DORSET Council is being told to show “ visible and effective leadership” to improve social mobility in Weymouth and Portland.

The area remains one of the most deprived in the country with low wages, poor housing and an education system in need of improvement. Life chances for the area's young people are less than elsewhere and adults die younger than they do in other parts of the county.

Councillors heard on Thursday that the area was now being used in Parliament as an example of an area in a spiral of decline.

But several councillors say that with the right leadership and partnership working standards could be dramatically improved.

Weymouth councillor Pete Barrow and Portland's Paul Kimber pushed through a motion calling for immediate action to tackle the problems.

Their resolution seeks to have a cabinet member and an executive director accountable for the turn-around and, working with a range of partners, to achieve positive results within a year.

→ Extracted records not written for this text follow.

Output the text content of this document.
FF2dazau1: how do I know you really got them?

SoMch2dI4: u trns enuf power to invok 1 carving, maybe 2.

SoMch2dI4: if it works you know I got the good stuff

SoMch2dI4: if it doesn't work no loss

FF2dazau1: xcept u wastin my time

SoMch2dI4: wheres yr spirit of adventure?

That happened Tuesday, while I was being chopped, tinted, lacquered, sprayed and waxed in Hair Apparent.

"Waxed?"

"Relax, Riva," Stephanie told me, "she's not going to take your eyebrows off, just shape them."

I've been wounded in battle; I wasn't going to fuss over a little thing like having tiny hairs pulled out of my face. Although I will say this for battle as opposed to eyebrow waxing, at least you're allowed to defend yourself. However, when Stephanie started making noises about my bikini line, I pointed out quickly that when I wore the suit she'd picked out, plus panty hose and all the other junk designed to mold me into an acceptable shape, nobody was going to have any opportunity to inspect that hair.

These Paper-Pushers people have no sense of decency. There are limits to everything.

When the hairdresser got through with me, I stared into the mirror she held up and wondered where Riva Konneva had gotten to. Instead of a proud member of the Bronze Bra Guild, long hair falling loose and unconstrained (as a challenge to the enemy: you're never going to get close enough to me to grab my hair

“Together, they will be tasked to create and lead a multi-agency team that will develop and deliver an overarching strategic plan. This team should ensure all action is effectively targeted, accountability is clear and that progress can be effectively assessed. The initial team meeting should take place as soon as possible and an initial plan should be in place within twelve months,” said the approved resolution.

Councillors also heard from Professor Phil Marfleet who has been working on the problems for a couple of years. He said that the area was now in a “profound economic and social crisis” where 70,000 people, one fifth of the Dorset Council area population, were in an area which has the lowest average weekly wage in the UK, a quarter of jobs paying less than the national 'working wage' and yet had one of the highest council taxes in the country and house prices no longer affordable for many working people. He said the area also had the highest level of child obesity in the south west.

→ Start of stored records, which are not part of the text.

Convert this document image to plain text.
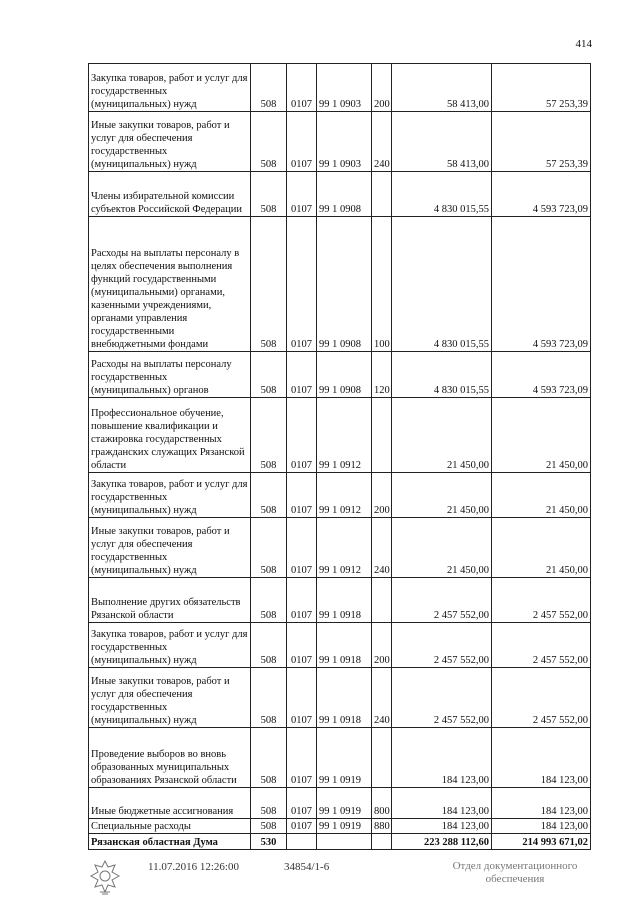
414
Закупка товаров, работ и услуг для государственных (муниципальных) нужд	508	0107	99 1 0903	200	58 413,00	57 253,39
Иные закупки товаров, работ и услуг для обеспечения государственных (муниципальных) нужд	508	0107	99 1 0903	240	58 413,00	57 253,39
Члены избирательной комиссии субъектов Российской Федерации	508	0107	99 1 0908		4 830 015,55	4 593 723,09
Расходы на выплаты персоналу в целях обеспечения выполнения функций государственными (муниципальными) органами, казенными учреждениями, органами управления государственными внебюджетными фондами	508	0107	99 1 0908	100	4 830 015,55	4 593 723,09
Расходы на выплаты персоналу государственных (муниципальных) органов	508	0107	99 1 0908	120	4 830 015,55	4 593 723,09
Профессиональное обучение, повышение квалификации и стажировка государственных гражданских служащих Рязанской области	508	0107	99 1 0912		21 450,00	21 450,00
Закупка товаров, работ и услуг для государственных (муниципальных) нужд	508	0107	99 1 0912	200	21 450,00	21 450,00
Иные закупки товаров, работ и услуг для обеспечения государственных (муниципальных) нужд	508	0107	99 1 0912	240	21 450,00	21 450,00
Выполнение других обязательств Рязанской области	508	0107	99 1 0918		2 457 552,00	2 457 552,00
Закупка товаров, работ и услуг для государственных (муниципальных) нужд	508	0107	99 1 0918	200	2 457 552,00	2 457 552,00
Иные закупки товаров, работ и услуг для обеспечения государственных (муниципальных) нужд	508	0107	99 1 0918	240	2 457 552,00	2 457 552,00
Проведение выборов во вновь образованных муниципальных образованиях Рязанской области	508	0107	99 1 0919		184 123,00	184 123,00
Иные бюджетные ассигнования	508	0107	99 1 0919	800	184 123,00	184 123,00
Специальные расходы	508	0107	99 1 0919	880	184 123,00	184 123,00
Рязанская областная Дума	530				223 288 112,60	214 993 671,02
11.07.2016 12:26:00	34854/1-6	Отдел документационного
обеспечения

Professor Marfleet said that in the past some elected officials had chosen to ignore the problems but he hoped the new council would have the courage to address them.

“The problems in Weymouth and Portland have been chronic and it has now become acute,” he said.

Said Cllr Barrow: “There is much work to be done ...we need to be ambitious and have a clear course of action.”

Cllr Kimber said the issues could only be tackled by organisations and the community working together: “We talk about partnership but we've got to make sure it's a real partnership,” he said.

Cabinet member Cllr Gary Suttle said that a panel would be set up to deal with the issues and bring proposals to the council.